Publié dans le magazine Books n° 23, juin 2011. Par Oliver Sacks.
Comment vit-on ou revit-on sans la vue ? Un universitaire australien et un photographe italien racontent, dans deux livres qui se font étrangement écho, la réalité de la cécité, cette maladie qui bouleverse la vie intérieure et oblige à réinventer son rapport à soi et au monde.
De nombreux aveugles ont écrit leur autobiographie ; ces textes, à la fois poignants et édifiants, évoquent les conséquences affectives et morales de la cécité, ainsi que la volonté, l’humour et le courage nécessaires pour passer outre.
Touching the Rock, où John Hull raconte son « expérience de la cécité », n’entre pas dans cette catégorie : ce livre n’a pas vraiment de commencement, de milieu ou de fin, il est dénué de toute prétention littéraire, il échappe même à la forme narrative. Et c’est, à mes yeux, un chef-d’œuvre.
Fils d’un pasteur méthodiste, John Hull est né en Australie en 1935. Il s’est installé en Angleterre dans les années 1950 et est devenu professeur d’études religieuses à l’université de Birmingham.

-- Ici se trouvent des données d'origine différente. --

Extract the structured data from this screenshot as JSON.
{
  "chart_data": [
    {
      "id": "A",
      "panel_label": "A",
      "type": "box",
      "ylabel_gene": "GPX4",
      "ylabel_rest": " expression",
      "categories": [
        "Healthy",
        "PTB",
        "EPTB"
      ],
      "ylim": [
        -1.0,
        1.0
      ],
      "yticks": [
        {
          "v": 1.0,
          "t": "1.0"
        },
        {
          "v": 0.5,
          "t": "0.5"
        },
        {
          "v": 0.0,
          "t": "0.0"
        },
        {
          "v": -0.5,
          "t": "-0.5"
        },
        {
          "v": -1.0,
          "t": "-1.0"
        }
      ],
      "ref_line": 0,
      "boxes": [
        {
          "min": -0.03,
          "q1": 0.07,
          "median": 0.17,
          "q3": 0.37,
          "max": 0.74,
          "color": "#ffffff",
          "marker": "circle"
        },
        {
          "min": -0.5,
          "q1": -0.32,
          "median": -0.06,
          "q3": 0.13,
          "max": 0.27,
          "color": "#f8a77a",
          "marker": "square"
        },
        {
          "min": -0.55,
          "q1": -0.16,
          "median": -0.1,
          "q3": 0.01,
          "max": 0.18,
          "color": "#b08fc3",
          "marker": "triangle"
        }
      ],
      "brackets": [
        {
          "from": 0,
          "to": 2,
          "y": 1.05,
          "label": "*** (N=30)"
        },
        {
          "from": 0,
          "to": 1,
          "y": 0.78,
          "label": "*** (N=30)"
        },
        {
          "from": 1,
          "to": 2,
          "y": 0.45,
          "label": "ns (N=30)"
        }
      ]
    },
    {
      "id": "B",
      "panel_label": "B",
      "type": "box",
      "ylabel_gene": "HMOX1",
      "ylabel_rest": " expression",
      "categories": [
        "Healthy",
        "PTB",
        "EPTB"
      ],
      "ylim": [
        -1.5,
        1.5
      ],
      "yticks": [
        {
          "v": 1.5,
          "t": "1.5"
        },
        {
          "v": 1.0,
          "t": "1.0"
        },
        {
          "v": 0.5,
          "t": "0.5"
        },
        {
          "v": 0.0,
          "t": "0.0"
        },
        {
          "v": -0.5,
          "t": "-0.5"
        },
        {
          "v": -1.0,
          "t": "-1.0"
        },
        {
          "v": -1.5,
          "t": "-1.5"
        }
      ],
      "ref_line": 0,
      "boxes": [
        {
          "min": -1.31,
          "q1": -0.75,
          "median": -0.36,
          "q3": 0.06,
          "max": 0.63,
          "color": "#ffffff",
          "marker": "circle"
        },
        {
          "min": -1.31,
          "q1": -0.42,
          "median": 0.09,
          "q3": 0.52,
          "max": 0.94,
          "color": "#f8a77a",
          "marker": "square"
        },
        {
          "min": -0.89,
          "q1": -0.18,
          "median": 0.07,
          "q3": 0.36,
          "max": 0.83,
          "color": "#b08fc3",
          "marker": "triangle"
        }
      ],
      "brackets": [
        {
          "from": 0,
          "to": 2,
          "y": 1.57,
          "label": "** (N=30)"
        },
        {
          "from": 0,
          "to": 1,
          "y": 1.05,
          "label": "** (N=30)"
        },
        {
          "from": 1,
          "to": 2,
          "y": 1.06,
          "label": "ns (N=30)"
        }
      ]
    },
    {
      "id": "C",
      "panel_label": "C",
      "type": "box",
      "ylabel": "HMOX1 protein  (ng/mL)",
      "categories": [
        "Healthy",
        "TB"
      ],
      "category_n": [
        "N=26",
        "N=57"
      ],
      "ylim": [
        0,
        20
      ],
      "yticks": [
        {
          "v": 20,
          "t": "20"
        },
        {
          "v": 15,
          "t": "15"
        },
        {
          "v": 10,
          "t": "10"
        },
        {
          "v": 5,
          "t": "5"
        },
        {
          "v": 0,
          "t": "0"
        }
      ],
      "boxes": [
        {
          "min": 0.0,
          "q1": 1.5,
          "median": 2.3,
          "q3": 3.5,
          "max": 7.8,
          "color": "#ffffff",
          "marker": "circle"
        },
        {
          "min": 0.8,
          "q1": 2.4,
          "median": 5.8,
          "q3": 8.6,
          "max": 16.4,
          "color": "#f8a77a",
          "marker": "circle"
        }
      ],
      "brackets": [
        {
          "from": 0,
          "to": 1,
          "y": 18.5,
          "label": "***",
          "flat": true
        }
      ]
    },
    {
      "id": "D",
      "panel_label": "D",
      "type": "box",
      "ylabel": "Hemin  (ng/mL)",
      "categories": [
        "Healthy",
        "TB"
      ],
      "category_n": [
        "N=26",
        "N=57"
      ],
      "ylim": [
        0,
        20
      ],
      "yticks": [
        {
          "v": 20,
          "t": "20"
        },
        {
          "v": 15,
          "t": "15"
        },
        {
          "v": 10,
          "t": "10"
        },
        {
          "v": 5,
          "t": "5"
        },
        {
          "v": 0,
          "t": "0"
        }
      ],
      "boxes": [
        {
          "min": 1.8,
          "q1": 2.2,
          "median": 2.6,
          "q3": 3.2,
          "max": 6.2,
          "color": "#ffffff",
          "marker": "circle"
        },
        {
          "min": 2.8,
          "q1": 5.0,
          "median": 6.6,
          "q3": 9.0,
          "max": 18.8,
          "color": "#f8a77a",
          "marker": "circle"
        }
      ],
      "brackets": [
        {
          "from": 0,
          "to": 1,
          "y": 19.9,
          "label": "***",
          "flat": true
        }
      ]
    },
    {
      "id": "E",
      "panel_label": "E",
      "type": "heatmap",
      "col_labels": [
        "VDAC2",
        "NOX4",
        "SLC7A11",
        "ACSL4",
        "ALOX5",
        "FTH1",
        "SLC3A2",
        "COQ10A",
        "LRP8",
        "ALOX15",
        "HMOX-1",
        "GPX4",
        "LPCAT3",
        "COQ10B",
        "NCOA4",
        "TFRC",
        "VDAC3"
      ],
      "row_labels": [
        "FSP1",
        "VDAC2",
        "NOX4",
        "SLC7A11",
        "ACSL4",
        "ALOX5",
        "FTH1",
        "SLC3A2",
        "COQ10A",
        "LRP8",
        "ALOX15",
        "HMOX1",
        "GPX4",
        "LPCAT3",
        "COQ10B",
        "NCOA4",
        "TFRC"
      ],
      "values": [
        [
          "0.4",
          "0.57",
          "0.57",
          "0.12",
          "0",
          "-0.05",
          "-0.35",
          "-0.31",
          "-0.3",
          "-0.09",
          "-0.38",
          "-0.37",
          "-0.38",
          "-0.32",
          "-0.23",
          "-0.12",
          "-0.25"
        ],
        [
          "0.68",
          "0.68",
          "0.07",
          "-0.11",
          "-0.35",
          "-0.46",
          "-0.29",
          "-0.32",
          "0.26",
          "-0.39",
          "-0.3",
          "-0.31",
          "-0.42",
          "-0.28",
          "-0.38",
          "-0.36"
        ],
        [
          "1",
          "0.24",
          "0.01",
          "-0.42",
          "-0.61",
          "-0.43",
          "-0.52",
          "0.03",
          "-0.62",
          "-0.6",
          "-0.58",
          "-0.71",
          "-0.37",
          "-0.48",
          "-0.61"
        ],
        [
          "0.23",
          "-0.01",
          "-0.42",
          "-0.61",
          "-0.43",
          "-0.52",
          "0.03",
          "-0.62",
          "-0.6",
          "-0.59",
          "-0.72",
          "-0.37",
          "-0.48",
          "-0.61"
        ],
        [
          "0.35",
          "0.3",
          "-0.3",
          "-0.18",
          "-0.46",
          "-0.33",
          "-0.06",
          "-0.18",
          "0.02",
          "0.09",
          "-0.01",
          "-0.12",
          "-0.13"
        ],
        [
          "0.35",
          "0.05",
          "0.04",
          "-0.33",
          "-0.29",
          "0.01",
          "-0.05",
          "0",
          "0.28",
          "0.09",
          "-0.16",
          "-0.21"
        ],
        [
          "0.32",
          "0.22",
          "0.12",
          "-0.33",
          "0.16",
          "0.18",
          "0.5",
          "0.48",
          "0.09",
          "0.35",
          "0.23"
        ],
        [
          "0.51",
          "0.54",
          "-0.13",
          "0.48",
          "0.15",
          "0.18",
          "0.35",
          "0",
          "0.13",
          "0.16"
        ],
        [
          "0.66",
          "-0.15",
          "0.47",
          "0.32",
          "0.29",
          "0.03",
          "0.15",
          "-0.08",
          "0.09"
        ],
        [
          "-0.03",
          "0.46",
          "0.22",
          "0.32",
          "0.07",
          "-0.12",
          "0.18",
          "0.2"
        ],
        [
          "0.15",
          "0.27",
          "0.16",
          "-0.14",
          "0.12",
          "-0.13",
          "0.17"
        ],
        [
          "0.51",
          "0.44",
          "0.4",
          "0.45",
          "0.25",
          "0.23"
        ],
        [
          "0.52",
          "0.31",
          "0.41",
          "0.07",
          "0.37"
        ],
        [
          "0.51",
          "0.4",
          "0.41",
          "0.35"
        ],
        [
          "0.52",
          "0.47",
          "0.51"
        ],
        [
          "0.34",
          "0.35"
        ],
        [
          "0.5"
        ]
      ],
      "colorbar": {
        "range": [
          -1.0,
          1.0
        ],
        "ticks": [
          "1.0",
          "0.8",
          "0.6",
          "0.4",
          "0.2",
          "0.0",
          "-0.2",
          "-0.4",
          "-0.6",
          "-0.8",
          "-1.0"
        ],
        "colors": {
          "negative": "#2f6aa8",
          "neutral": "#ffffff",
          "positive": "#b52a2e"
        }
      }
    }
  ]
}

Touching the Rock n’a pas été écrit d’une traite comme un récit, mais dicté par tranches, d’abord quotidiennes, puis plus espacées, après que le professeur Hull, dont les problèmes ophtalmiques avaient commencé dès l’enfance, a perdu complètement la vue à la fin des années 1970, vers la quarantaine. Il offre dans ce livre des remarques...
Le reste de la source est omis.